Originally Posted by DogBoy
You weigh 148 and your wheels are out of true in a week? That's just a bad build. Instead of new wheels pay someone to rebuild the wheels you've got. As to your question, I think as you move up from low level mavic to the high-falutin' bling, you get steadily lighter wheels, and materials move from AL, to better AL to carbon mix. They may get better hubs as well, but I'm not positive on that one.
+1
Up until a week ago i had a ridiculously cheap, no-name, single wall wheelset on my commuter. In the first month of riding i would break a spoke every other day and the wheels were never true. I'd just take them in to a shop for a spoke replacement and ride on until the next one broke.
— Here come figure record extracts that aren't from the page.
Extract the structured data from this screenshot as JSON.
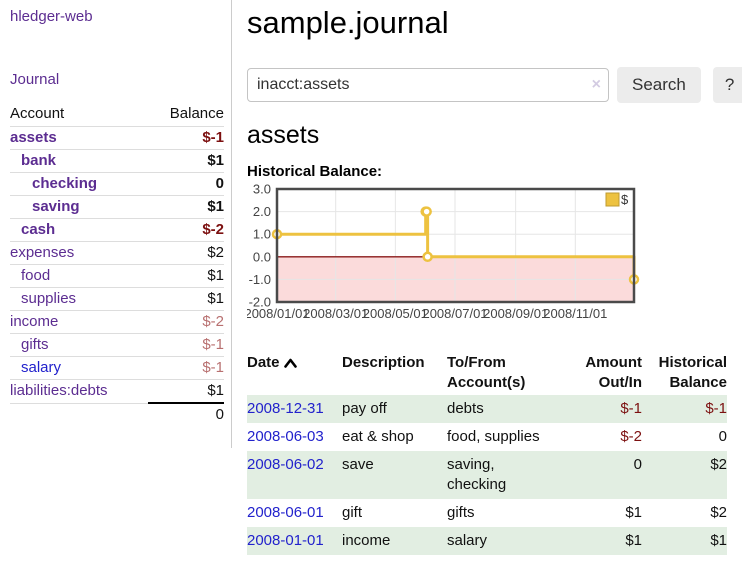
{
  "colors": {
    "link_purple": "#5c2d91",
    "link_blue": "#2222cc",
    "negative_strong": "#7c1010",
    "negative_soft": "#b87070",
    "row_green": "#e2eee2",
    "series_gold": "#EDC240",
    "negative_region_pink": "#fbdbdb",
    "zero_line_red": "#8b1a1a"
  },
  "sidebar": {
    "app_title": "hledger-web",
    "journal_link": "Journal",
    "accounts_table": {
      "headers": {
        "account": "Account",
        "balance": "Balance"
      },
      "rows": [
        {
          "account": "assets",
          "balance": "$-1",
          "depth": 0,
          "bold": true
        },
        {
          "account": "bank",
          "balance": "$1",
          "depth": 1,
          "bold": true
        },
        {
          "account": "checking",
          "balance": "0",
          "depth": 2,
          "bold": true
        },
        {
          "account": "saving",
          "balance": "$1",
          "depth": 2,
          "bold": true
        },
        {
          "account": "cash",
          "balance": "$-2",
          "depth": 1,
          "bold": true
        },
        {
          "account": "expenses",
          "balance": "$2",
          "depth": 0,
          "bold": false
        },
        {
          "account": "food",
          "balance": "$1",
          "depth": 1,
          "bold": false
        },
        {
          "account": "supplies",
          "balance": "$1",
          "depth": 1,
          "bold": false
        },
        {
          "account": "income",
          "balance": "$-2",
          "depth": 0,
          "bold": false
        },
        {
          "account": "gifts",
          "balance": "$-1",
          "depth": 1,
          "bold": false
        },
        {
          "account": "salary",
          "balance": "$-1",
          "depth": 1,
          "bold": false,
          "link_color": "blue"
        },
        {
          "account": "liabilities:debts",
          "balance": "$1",
          "depth": 0,
          "bold": false
        }
      ],
      "total": "0"
    }
  },
  "header": {
    "title": "sample.journal"
  },
  "search": {
    "value": "inacct:assets",
    "clear_icon": "×",
    "button_label": "Search",
    "help_label": "?"
  },
  "main": {
    "account_heading": "assets",
    "chart_title": "Historical Balance:"
  },
  "chart_data": {
    "type": "line",
    "style": "step-after",
    "title": "Historical Balance",
    "series": [
      {
        "name": "$",
        "color": "#EDC240",
        "points": [
          [
            "2008-01-01",
            1.0
          ],
          [
            "2008-06-01",
            2.0
          ],
          [
            "2008-06-02",
            2.0
          ],
          [
            "2008-06-03",
            0.0
          ],
          [
            "2008-12-31",
            -1.0
          ]
        ]
      }
    ],
    "x_range": [
      "2008-01-01",
      "2008-12-31"
    ],
    "x_ticks": [
      "2008/01/01",
      "2008/03/01",
      "2008/05/01",
      "2008/07/01",
      "2008/09/01",
      "2008/11/01"
    ],
    "y_ticks": [
      "3.0",
      "2.0",
      "1.0",
      "0.0",
      "-1.0",
      "-2.0"
    ],
    "ylim": [
      -2.0,
      3.0
    ],
    "grid": true,
    "legend": {
      "label": "$",
      "position": "top-right"
    }
  },
  "register": {
    "headers": {
      "date": "Date",
      "sort_icon": "chevron-up",
      "description": "Description",
      "accounts": "To/From Account(s)",
      "amount": "Amount Out/In",
      "balance": "Historical Balance"
    },
    "rows": [
      {
        "date": "2008-12-31",
        "description": "pay off",
        "accounts": "debts",
        "amount": "$-1",
        "balance": "$-1"
      },
      {
        "date": "2008-06-03",
        "description": "eat & shop",
        "accounts": "food, supplies",
        "amount": "$-2",
        "balance": "0"
      },
      {
        "date": "2008-06-02",
        "description": "save",
        "accounts": "saving, checking",
        "amount": "0",
        "balance": "$2"
      },
      {
        "date": "2008-06-01",
        "description": "gift",
        "accounts": "gifts",
        "amount": "$1",
        "balance": "$2"
      },
      {
        "date": "2008-01-01",
        "description": "income",
        "accounts": "salary",
        "amount": "$1",
        "balance": "$1"
      }
    ]
  }
}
Anyway, at some point i got tired of it, asked around, and demanded that the wheels be rebuilt by the LBS where i bought the bike. Since then, they ran for about 5000km without being trued once. And i'm talking day in, day out commuting on pothole-ridden roads, with my own 180lbs plus 10-20 lbs of load.
Then,a week ago i splurged on a pair of Mavic A319s/Deore 36 spokes, as part of a touring conversion plan of the bike. I actually contemplated keeping the old wheelset, because i couldn't bare the thought of throwing away a part that was perfectly reliable and in good shape. But then i got over it.
My vote - rebuild or re-tension the wheels.